For four years, Goldschmied, 60, has designed his namesake line in partnership with Koos, a private label manufacturer based in Los Angeles. Goldschmied’s contract was expiring this year and he chose not to renew it. He said he “didn’t want to spend time with lawyers” and sold the company name to Koos in a “multimillion-dollar” deal. Neither Goldschmied nor Koos disclosed the price.

“Koos Mfg. was about the five-pocket jean and I couldn’t develop more product for my line,” said Goldschmied, whose final day at Koos was Friday. “My idea was to promote my own brand and [company owner Yul Ku’s] idea was to promote Koos Mfg. Those two things, of course, are in conflict.”

Goldschmied’s denim roots go back three decades, most notably to Diesel, which he founded with Renzo Rosso in Italy in 1978 under the Genius Group.
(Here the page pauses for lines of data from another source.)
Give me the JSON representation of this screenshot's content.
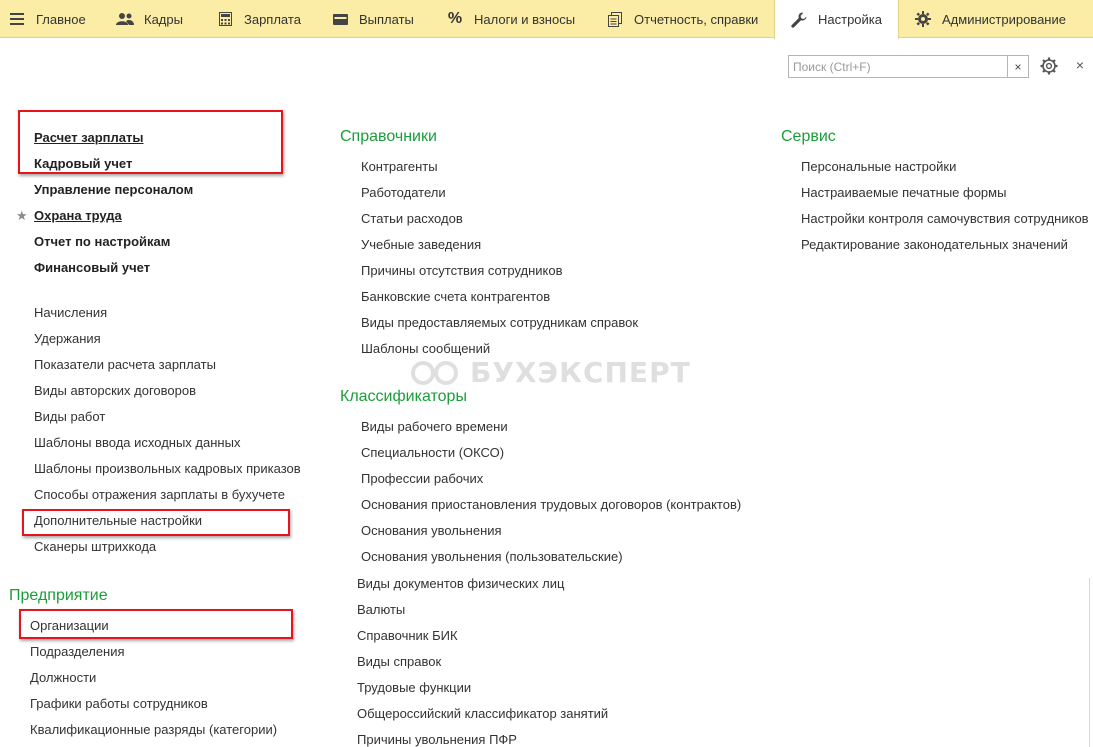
{
  "topbar": {
    "tabs": [
      {
        "label": "Главное",
        "icon": "menu-icon"
      },
      {
        "label": "Кадры",
        "icon": "people-icon"
      },
      {
        "label": "Зарплата",
        "icon": "calculator-icon"
      },
      {
        "label": "Выплаты",
        "icon": "wallet-icon"
      },
      {
        "label": "Налоги и взносы",
        "icon": "percent-icon"
      },
      {
        "label": "Отчетность, справки",
        "icon": "documents-icon"
      },
      {
        "label": "Настройка",
        "icon": "wrench-icon",
        "active": true
      },
      {
        "label": "Администрирование",
        "icon": "gear-icon"
      }
    ]
  },
  "search": {
    "placeholder": "Поиск (Ctrl+F)",
    "clear": "×",
    "close": "×"
  },
  "left": {
    "bold_items": [
      "Расчет зарплаты",
      "Кадровый учет",
      "Управление персоналом",
      "Охрана труда",
      "Отчет по настройкам",
      "Финансовый учет"
    ],
    "items": [
      "Начисления",
      "Удержания",
      "Показатели расчета зарплаты",
      "Виды авторских договоров",
      "Виды работ",
      "Шаблоны ввода исходных данных",
      "Шаблоны произвольных кадровых приказов",
      "Способы отражения зарплаты в бухучете",
      "Дополнительные настройки",
      "Сканеры штрихкода"
    ],
    "enterprise_title": "Предприятие",
    "enterprise_items": [
      "Организации",
      "Подразделения",
      "Должности",
      "Графики работы сотрудников",
      "Квалификационные разряды (категории)"
    ]
  },
  "middle": {
    "ref_title": "Справочники",
    "ref_items": [
      "Контрагенты",
      "Работодатели",
      "Статьи расходов",
      "Учебные заведения",
      "Причины отсутствия сотрудников",
      "Банковские счета контрагентов",
      "Виды предоставляемых сотрудникам справок",
      "Шаблоны сообщений"
    ],
    "cls_title": "Классификаторы",
    "cls_items": [
      "Виды рабочего времени",
      "Специальности (ОКСО)",
      "Профессии рабочих",
      "Основания приостановления трудовых договоров (контрактов)",
      "Основания увольнения",
      "Основания увольнения (пользовательские)"
    ],
    "other_items": [
      "Виды документов физических лиц",
      "Валюты",
      "Справочник БИК",
      "Виды справок",
      "Трудовые функции",
      "Общероссийский классификатор занятий",
      "Причины увольнения ПФР"
    ]
  },
  "right": {
    "title": "Сервис",
    "items": [
      "Персональные настройки",
      "Настраиваемые печатные формы",
      "Настройки контроля самочувствия сотрудников",
      "Редактирование законодательных значений"
    ]
  },
  "watermark": "БУХЭКСПЕРТ",
  "colors": {
    "menu_bg": "#fbeca6",
    "section_head": "#1a9e3a",
    "highlight": "#e8141d"
  }
}
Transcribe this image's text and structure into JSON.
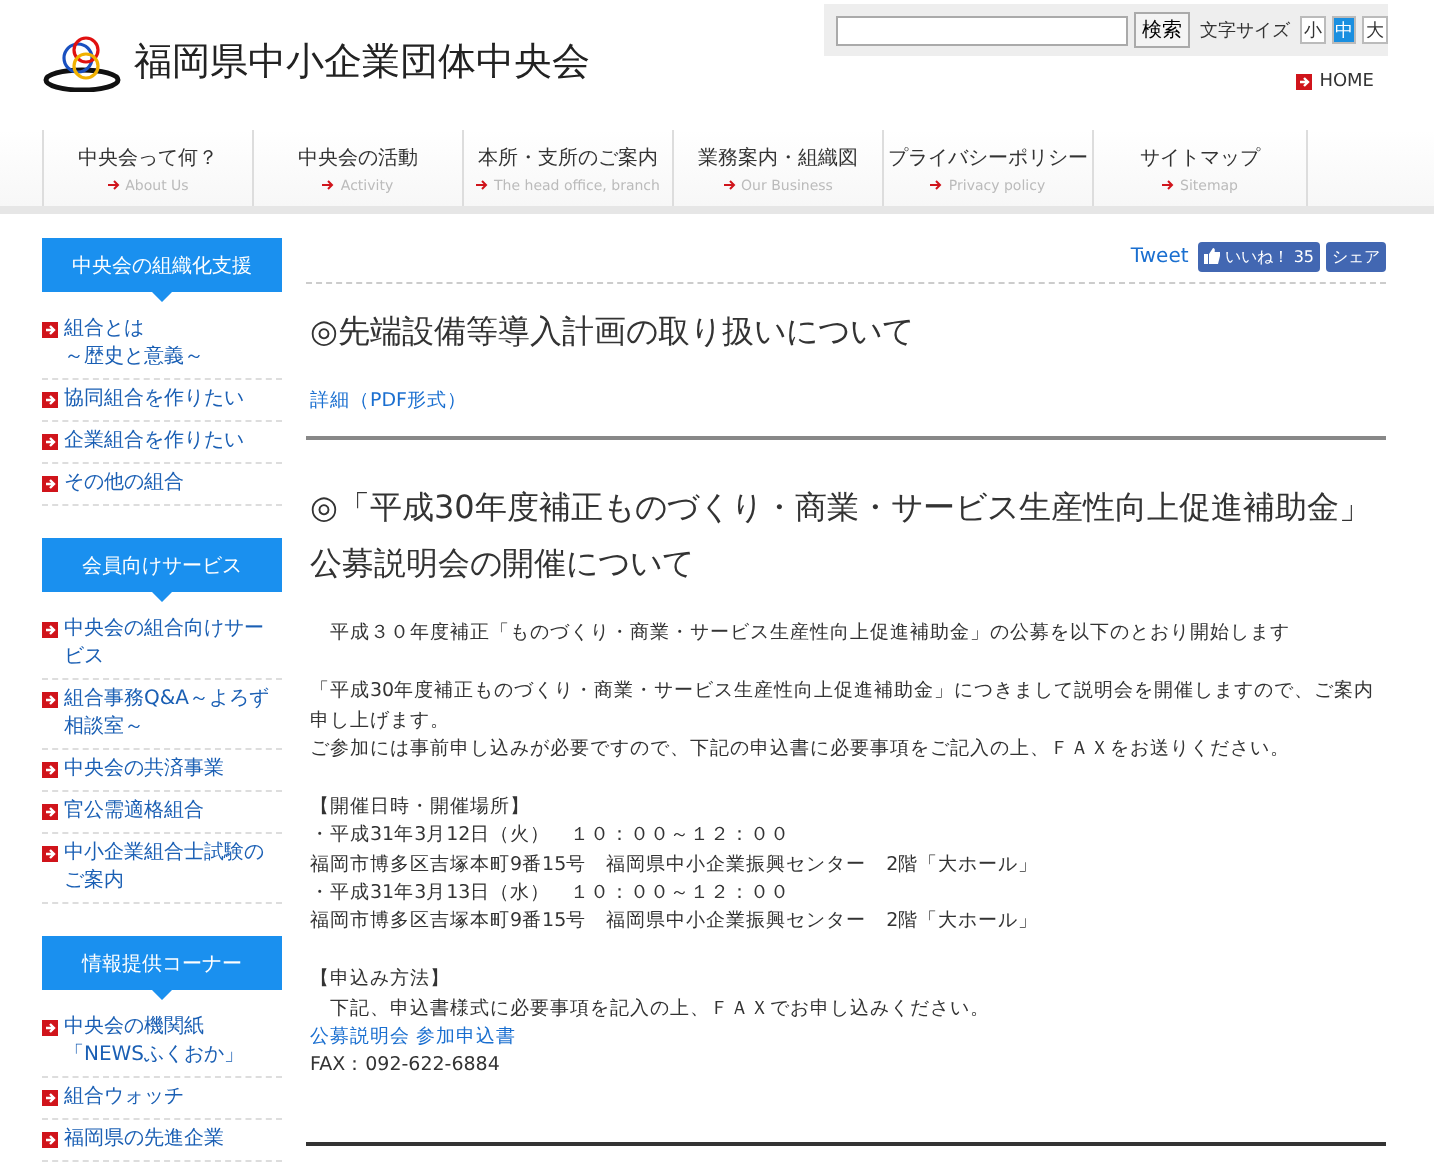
{
  "header": {
    "site_title": "福岡県中小企業団体中央会",
    "search": {
      "button": "検索"
    },
    "font_size": {
      "label": "文字サイズ",
      "options": [
        {
          "label": "小",
          "selected": false
        },
        {
          "label": "中",
          "selected": true
        },
        {
          "label": "大",
          "selected": false
        }
      ]
    },
    "home_link": "HOME"
  },
  "nav": [
    {
      "label": "中央会って何？",
      "sub": "About Us"
    },
    {
      "label": "中央会の活動",
      "sub": "Activity"
    },
    {
      "label": "本所・支所のご案内",
      "sub": "The head office, branch"
    },
    {
      "label": "業務案内・組織図",
      "sub": "Our Business"
    },
    {
      "label": "プライバシーポリシー",
      "sub": "Privacy policy"
    },
    {
      "label": "サイトマップ",
      "sub": "Sitemap"
    }
  ],
  "sidebar": [
    {
      "heading": "中央会の組織化支援",
      "items": [
        [
          "組合とは",
          "～歴史と意義～"
        ],
        [
          "協同組合を作りたい"
        ],
        [
          "企業組合を作りたい"
        ],
        [
          "その他の組合"
        ]
      ]
    },
    {
      "heading": "会員向けサービス",
      "items": [
        [
          "中央会の組合向けサービス"
        ],
        [
          "組合事務Q&A～よろず相談室～"
        ],
        [
          "中央会の共済事業"
        ],
        [
          "官公需適格組合"
        ],
        [
          "中小企業組合士試験のご案内"
        ]
      ]
    },
    {
      "heading": "情報提供コーナー",
      "items": [
        [
          "中央会の機関紙",
          "「NEWSふくおか」"
        ],
        [
          "組合ウォッチ"
        ],
        [
          "福岡県の先進企業"
        ]
      ]
    }
  ],
  "social": {
    "tweet": "Tweet",
    "like": "いいね！",
    "like_count": "35",
    "share": "シェア"
  },
  "articles": [
    {
      "title": "◎先端設備等導入計画の取り扱いについて",
      "body": [
        {
          "kind": "link",
          "text": "詳細（PDF形式）"
        }
      ]
    },
    {
      "title": "◎「平成30年度補正ものづくり・商業・サービス生産性向上促進補助金」公募説明会の開催について",
      "body": [
        {
          "kind": "text",
          "text": "　平成３０年度補正「ものづくり・商業・サービス生産性向上促進補助金」の公募を以下のとおり開始します"
        },
        {
          "kind": "gap"
        },
        {
          "kind": "text",
          "text": "「平成30年度補正ものづくり・商業・サービス生産性向上促進補助金」につきまして説明会を開催しますので、ご案内申し上げます。"
        },
        {
          "kind": "text",
          "text": "ご参加には事前申し込みが必要ですので、下記の申込書に必要事項をご記入の上、ＦＡＸをお送りください。"
        },
        {
          "kind": "gap"
        },
        {
          "kind": "text",
          "text": "【開催日時・開催場所】"
        },
        {
          "kind": "text",
          "text": "・平成31年3月12日（火）　１０：００～１２：００"
        },
        {
          "kind": "text",
          "text": "福岡市博多区吉塚本町9番15号　福岡県中小企業振興センター　2階「大ホール」"
        },
        {
          "kind": "text",
          "text": "・平成31年3月13日（水）　１０：００～１２：００"
        },
        {
          "kind": "text",
          "text": "福岡市博多区吉塚本町9番15号　福岡県中小企業振興センター　2階「大ホール」"
        },
        {
          "kind": "gap"
        },
        {
          "kind": "text",
          "text": "【申込み方法】"
        },
        {
          "kind": "text",
          "text": "　下記、申込書様式に必要事項を記入の上、ＦＡＸでお申し込みください。"
        },
        {
          "kind": "link",
          "text": "公募説明会 参加申込書"
        },
        {
          "kind": "text",
          "text": "FAX：092-622-6884"
        }
      ]
    }
  ]
}
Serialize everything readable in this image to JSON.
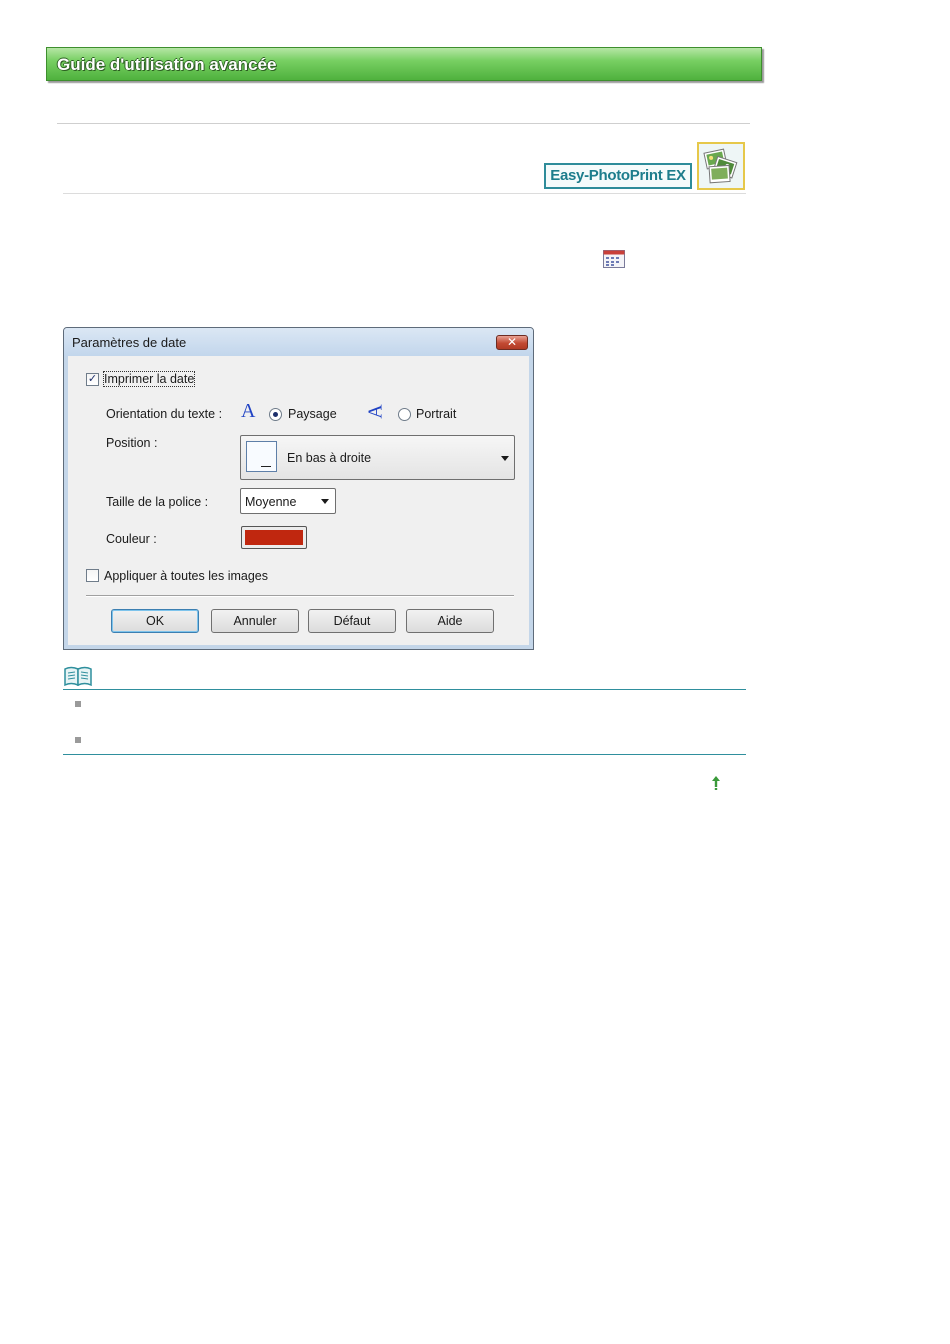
{
  "header": {
    "title": "Guide d'utilisation avancée"
  },
  "product_badge": {
    "label": "Easy-PhotoPrint EX",
    "icon": "photos-stack-icon"
  },
  "toolbar_icon": "calendar-icon",
  "dialog": {
    "title": "Paramètres de date",
    "close_label": "✕",
    "print_date": {
      "label": "Imprimer la date",
      "checked": true
    },
    "orientation": {
      "label": "Orientation du texte :",
      "options": [
        {
          "label": "Paysage",
          "selected": true,
          "icon": "landscape-a-icon"
        },
        {
          "label": "Portrait",
          "selected": false,
          "icon": "portrait-a-icon"
        }
      ]
    },
    "position": {
      "label": "Position :",
      "value": "En bas à droite"
    },
    "font_size": {
      "label": "Taille de la police :",
      "value": "Moyenne"
    },
    "color": {
      "label": "Couleur :",
      "value": "#c0270f"
    },
    "apply_all": {
      "label": "Appliquer à toutes les images",
      "checked": false
    },
    "buttons": {
      "ok": "OK",
      "cancel": "Annuler",
      "default": "Défaut",
      "help": "Aide"
    }
  },
  "note": {
    "icon": "book-icon",
    "bullet_count": 2
  },
  "page_top_icon": "up-arrow-icon",
  "colors": {
    "header_green": "#4fb13d",
    "teal": "#2f8f9d",
    "date_color": "#c0270f"
  }
}
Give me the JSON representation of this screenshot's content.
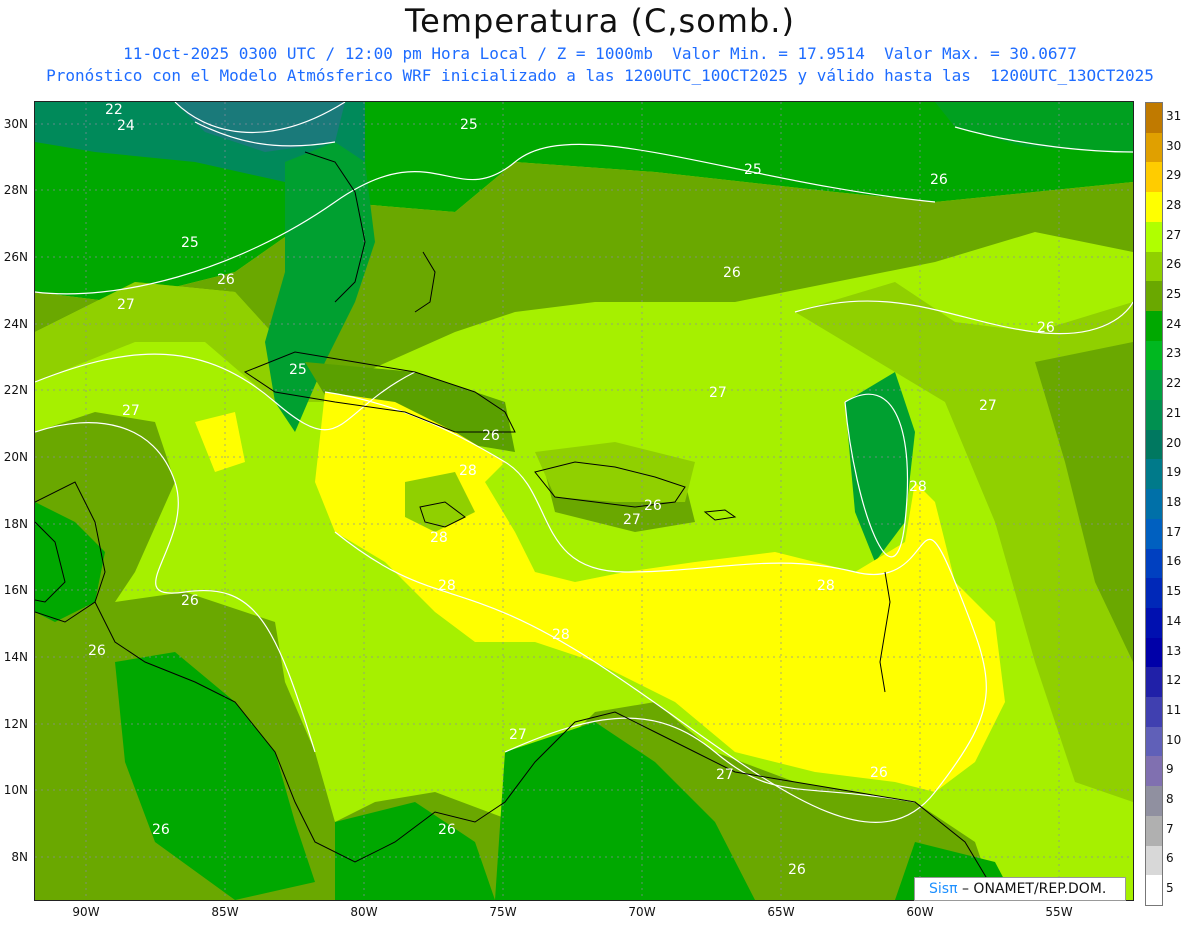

The pair parted ways in 1985 and Rosso assumed full ownership of the Diesel operation.

Goldschmied will continue to be based in L.A. and plans to begin a new line in February with a possible early debut of sportswear in November during market week here. Knits will follow, as will denim, once his noncompete clause expires on Jan. 31.

“Fashion is happening in L.A. and L.A. is the perfect place to be,” he said.

Michael Press, Koos’ vice president of sales, said a new design team is in place, including new hires as well as employees who had worked under Goldschmied, to focus on the fall 2005 line. He said the line’s premium denim retails for $120 and $150 and is on track to hit $40 million in wholesale volume this year.

“We don’t have a lot of concerns,” Press said. “Seven [For All Mankind] lost its entire design team [in December 2002] and its business has continued to grow.”

Koos has been reinventing itself as a producer of brands. Its private label portfolio included clients Abercrombie & Fitch, Gap Inc. and The Limited. Now it works primarily with the Buckle teen chain, said Janet Kim, assistant to company owner Yul Ku. Last year, it signed a deal with Swiss company Big Star Holding AG to license the denim brand in the U.S. and Mexico.

As to whether AG Adriano Goldschmied will still have its cachet without its founder, Sam Ben-Avraham, owner of the Atrium boutique in New York, said, “We will continue to carry it as long as it’s good.”

Ben-Avraham said he is a friend of the designer and looks forward to seeing his new line.

“He’s the godfather of denim and everything he touches turns to gold,” Ben-Avraham said.